Insulators and Conductors

Based on their conductivity, materials are classified as insulators, semiconductors and conductors.

Insulators are materials that offer a large resistance to the flow of current through them.

Typical resistivity levels of an insulator are of the order of 10¹⁰ to 10¹² Ωcm.

Since, the resistivity levels of an insulator is very high, application of voltage across the insulator results in negligible flow of current.

Insulators have seven to eight valence electrons. These valence electrons are tightly bound to the atom, therefore, there are no free electrons that can move through the material.

Figure below shows the energy-band structure of an insulator.

Energy band diagram of an insulator.

Insulators have a large forbidden gap of greater than 5eV between the valence and the conduction energy bands. Hence, there are very few electrons in the conduction band and therefore the conductivity of an insulator is poor.

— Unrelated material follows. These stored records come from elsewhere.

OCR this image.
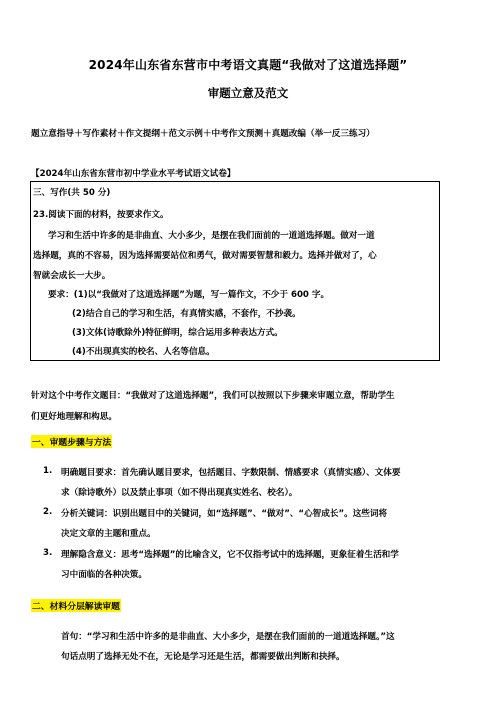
2024年山东省东营市中考语文真题“我做对了这道选择题”
审题立意及范文
题立意指导＋写作素材＋作文提纲＋范文示例＋中考作文预测＋真题改编（举一反三练习）
【2024年山东省东营市初中学业水平考试语文试卷】
三、写作(共 50 分)
23.阅读下面的材料，按要求作文。
学习和生活中许多的是非曲直、大小多少，是摆在我们面前的一道道选择题。做对一道
选择题，真的不容易，因为选择需要站位和勇气，做对需要智慧和毅力。选择并做对了，心
智就会成长一大步。
要求：(1)以“我做对了这道选择题”为题，写一篇作文，不少于 600 字。
(2)结合自己的学习和生活，有真情实感，不套作，不抄袭。
(3)文体(诗歌除外)特征鲜明，综合运用多种表达方式。
(4)不出现真实的校名、人名等信息。
针对这个中考作文题目：“我做对了这道选择题”，我们可以按照以下步骤来审题立意，帮助学生
们更好地理解和构思。
一、审题步骤与方法
1. 明确题目要求：首先确认题目要求，包括题目、字数限制、情感要求（真情实感）、文体要
求（除诗歌外）以及禁止事项（如不得出现真实姓名、校名）。
2. 分析关键词：识别出题目中的关键词，如“选择题”、“做对”、“心智成长”。这些词将
决定文章的主题和重点。
3. 理解隐含意义：思考“选择题”的比喻含义，它不仅指考试中的选择题，更象征着生活和学
习中面临的各种决策。
二、材料分层解读审题
首句：“学习和生活中许多的是非曲直、大小多少，是摆在我们面前的一道道选择题。”这
句话点明了选择无处不在，无论是学习还是生活，都需要做出判断和抉择。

Increase in temperature is insufficient to transfer the electrons from the valence band to the conduction band. Therefore, there is not much change in the conductivity of an insulator with increase in temperature.

Some of the popular insulator materials are mica, glass and quartz.

Conductors are materials that offer very little resistance to the flow of current through them.

Resistivity level of conductors is of the order of 10–⁴ to 10–⁶Ωcm.

Since the resistivity levels of conductors are less, they support a generous flow of current when an external electric field is applied across their terminals.

Conductors, generally, have three or less than three valence electrons which are loosely bound and are free to move through the material.

Metals such as copper, aluminum, gold and silver are good conductors.

Figure below shows the energy band structure of a conductor. As we can see from the figure, the valence and conduction bands overlap with each other. Electrons are therefore free to move from the valence band to the conduction band and hence there are free electrons in the conduction band even at absolute zero temperature (0^° k).

Energy band diagram of a conductor

When an external electric field is applied to a conductor, there is a large flow of current through it.

. In case of conductors, the current is due to the flow of electrons only.